What Happened To Sang Lan, The Gymnast Who Broke Her Neck In 1998 Vaulting?

At the age of just 17, talented Chinese gymnast Sang Lan broke her neck while vaulting at a warmup for the Goodwill Games. Then, more than a decade later, the devastating accident became huge news again when Lan attempted to sue anyone and everyone for her injuries, claiming she had been mistreated by a number of parties. Lan was both hailed as a hero for her bravery and harshly judged for her lengthy lawsuits.

In 1998, Lan's neck broke when she lost control in the middle of a forward vault and hit the ground head-first. Her chin was pushed down against her chest, fracturing her sixth and seventh vertebrae. After a period of silence, Lan would claim that she was distracted when somebody moved a mat in the middle of her routine. The damage to Lan's spinal cord was so severe that her legs were left paralyzed and she lost a great deal of movement in her arms. Lawsuits aside, her courage in the face of adversity has brought her huge celebrity status in China where she is an advocate for the disabled.

San Lang celebrated

In the aftermath of her shocking accident, Sang Lan became the subject of fascination both in the U.S. and China. While in the hospital Lan was visited by an impressive lineup of celebrities — including Leonardo DiCaprio, Celine Dion, Christopher Reeve, and Al Gore. Thankfully the positive attention seems to have bolstered her spirit to some degree. She told China Daily, "I will never forget the moment Dicaprio appeared in my ward in New York, or the moment I dropped the Times Square ball for New Year's Eve 1999. Those moments encourage me to strive for a better life. I hope I can walk again, but if not, I can handle it.”

According to Northwest Asian Weekly, Lan finally returned to China in 1999 after 10 months in an American medical facility. At home, she was also widely celebrated and grew very popular. People called her "wheelchair angel" and "the pride of all Chinese," and in 2004 and 2008, she was given the opportunity to carry the Olympic torch.

Having become a major celebrity as well as an advocate for the disabled she began working with Nike to fight for good causes. After studying Broadcasting at Peking University, her fame secured her a TV show with the Star TV network.

The $1.65 billion lawsuit

More than a decade after the accident the less inspiring side of Sang Lan's story came to light. After many years of silence, Lan opted to file an enormous lawsuit in 2011. In a monumental $1.8 billion claim, Lan sued Time Warner, the U.S. Gymnastics Federation, the Chinese-American family who were appointed as her handlers in the U.S., TIG Insurance, Ted Turner, and Riverstone Claims Management (via Courthouse News).

In the complaint, Lan claimed that she had only fallen badly because a mat was moved during her routine. However, at the time, her appointed handlers — K.S. Liu and K.S. Gina Hiu-Hung — had not let her tell her story to the press. When she tried to explain, the couple told her that she had brain damage to keep her quiet. Lan's suit alleged that the wealthy Chinese-American couple were beholden to corrupt Chinese officials and that during her time in their care, Lan was subject to inappropriate touching and bathing by K.S. Liu and another male family member.

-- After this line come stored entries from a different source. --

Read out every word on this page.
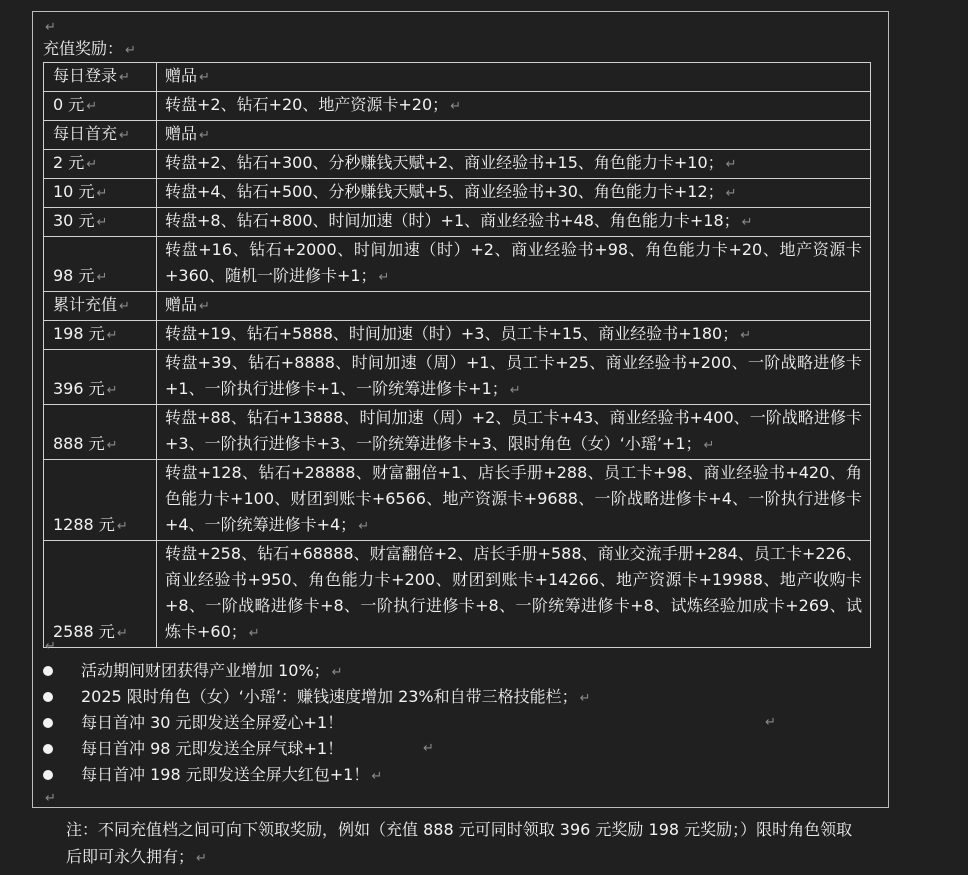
↵
充值奖励： ↵
每日登录 ↵	赠品 ↵
0 元 ↵	转盘+2、钻石+20、地产资源卡+20； ↵
每日首充 ↵	赠品 ↵
2 元 ↵	转盘+2、钻石+300、分秒赚钱天赋+2、商业经验书+15、角色能力卡+10； ↵
10 元 ↵	转盘+4、钻石+500、分秒赚钱天赋+5、商业经验书+30、角色能力卡+12； ↵
30 元 ↵	转盘+8、钻石+800、时间加速（时）+1、商业经验书+48、角色能力卡+18； ↵
98 元 ↵	转盘+16、钻石+2000、时间加速（时）+2、商业经验书+98、角色能力卡+20、地产资源卡+360、随机一阶进修卡+1； ↵
累计充值 ↵	赠品 ↵
198 元 ↵	转盘+19、钻石+5888、时间加速（时）+3、员工卡+15、商业经验书+180； ↵
396 元 ↵	转盘+39、钻石+8888、时间加速（周）+1、员工卡+25、商业经验书+200、一阶战略进修卡+1、一阶执行进修卡+1、一阶统筹进修卡+1； ↵
888 元 ↵	转盘+88、钻石+13888、时间加速（周）+2、员工卡+43、商业经验书+400、一阶战略进修卡+3、一阶执行进修卡+3、一阶统筹进修卡+3、限时角色（女）‘小瑶’+1； ↵
1288 元 ↵	转盘+128、钻石+28888、财富翻倍+1、店长手册+288、员工卡+98、商业经验书+420、角色能力卡+100、财团到账卡+6566、地产资源卡+9688、一阶战略进修卡+4、一阶执行进修卡+4、一阶统筹进修卡+4； ↵
2588 元 ↵	转盘+258、钻石+68888、财富翻倍+2、店长手册+588、商业交流手册+284、员工卡+226、商业经验书+950、角色能力卡+200、财团到账卡+14266、地产资源卡+19988、地产收购卡+8、一阶战略进修卡+8、一阶执行进修卡+8、一阶统筹进修卡+8、试炼经验加成卡+269、试炼卡+60； ↵
↵
活动期间财团获得产业增加 10%； ↵
2025 限时角色（女）‘小瑶’：赚钱速度增加 23%和自带三格技能栏； ↵
每日首冲 30 元即发送全屏爱心+1！	↵
每日首冲 98 元即发送全屏气球+1！	↵
每日首冲 198 元即发送全屏大红包+1！ ↵
↵
注：不同充值档之间可向下领取奖励，例如（充值 888 元可同时领取 396 元奖励 198 元奖励；）限时角色领取后即可永久拥有； ↵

Unsurprisingly, Lan's lawsuit won her some enemies with critics calling her greedy. According to China Daily, an additional 17 people were added to the suit for sending her death and kidnapping threats online. According to Lan, the Liu family also launched a preemptive strike to try to deter the lawsuit — attempting to smear her as lazy and avaricious people and releasing her private emails and photos.

Lan's settlement

Sang Lan's enormous lawsuit resulted in a smaller payout than she was hoping for but she did receive some compensation. Part of her lawsuit hinged on the claim that Ted Turner and Time Warner were supposed to cover Lan's medical expenses, following a solemn promise by the GoodWill Games President (via Hollywood Reporter). It was also alleged that Time Warner shouldered some of the blame for the accident itself, on the grounds that they had allowed too many people to be on the floor during the event.

In the case of Time Warner, the judge ultimately ruled that any promises of compensation had been too vague to be legally binding and that Lan had not pursued legal action in a timely manner. On the other hand, Lan did receive some money from her claims. According to China Daily, Lan's lawyers reached a settlement with TIG Insurance, the company that had originally paid out for her treatment in America, and who underwrote all medical expenses for the games. As a result of the lawsuit, the company agreed to cover her medical expenses on the Chinese mainland as well.